In what may be Decade of Nightmares’ most brilliant juxtaposition, Jenkins compares the psychiatrist figures in slasher movies from two very different eras. At the end of Alfred Hitchcock’s 1960 Psycho, perpetual hothead Simon Oakland is brought in to explain murderer Norman Bates’ pathology in irreproachable psychiatric detail, while authority figures from the church, the state, and the victim’s family listen in rapt silence. (“A psychiatrist doesn’t lay the groundwork,” Oakland intones. “He merely tries to explain it.”) Eighteen years later, John Carpenter’s Halloween ends with perpetual egghead Donald Pleasance being asked if slasher Michael Myers is the bogeyman. The creepy shrink replies that yes, he probably is. You couldn’t find a more striking contrast between the era of technocratic liberalism and the era of conservative reaction.

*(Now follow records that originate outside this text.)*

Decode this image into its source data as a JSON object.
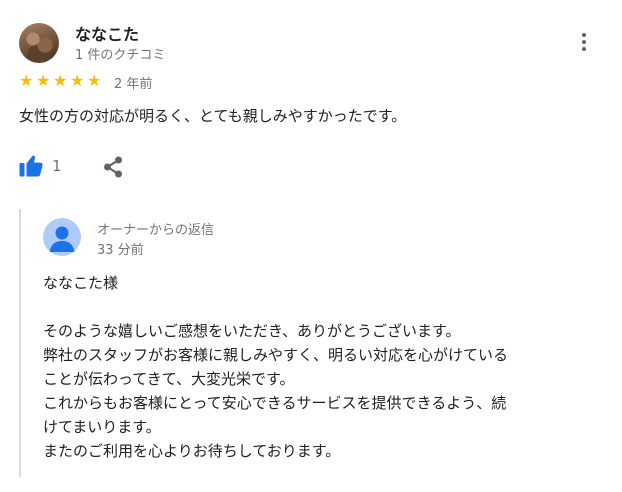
{
  "review": {
    "reviewer_name": "ななこた",
    "review_count": "1 件のクチコミ",
    "rating": 5,
    "time": "2 年前",
    "text": "女性の方の対応が明るく、とても親しみやすかったです。",
    "likes": "1",
    "star_color": "#fbbc04"
  },
  "reply": {
    "label": "オーナーからの返信",
    "time": "33 分前",
    "lines": [
      "ななこた様",
      "",
      "そのような嬉しいご感想をいただき、ありがとうございます。",
      "弊社のスタッフがお客様に親しみやすく、明るい対応を心がけている",
      "ことが伝わってきて、大変光栄です。",
      "これからもお客様にとって安心できるサービスを提供できるよう、続",
      "けてまいります。",
      "またのご利用を心よりお待ちしております。"
    ]
  },
  "icons": {
    "like": "thumbs-up-icon",
    "share": "share-icon",
    "more": "more-vert-icon",
    "accent": "#1a73e8"
  }
}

But there’s another wrinkle here. By 1978, let alone 2006, Oakland’s pseudoscientific display of Freudian skylarking looked not only wrong but laughably stupid and under-informed; the psychiatrist, like so many other authority figures, had by then been recognized as eminently fallible. The bogeyman explanation seems downright scientific by comparison.
The real surprise may not be how silly moral panics of the past look today but how disheveled today’s rational high ground will look in the future.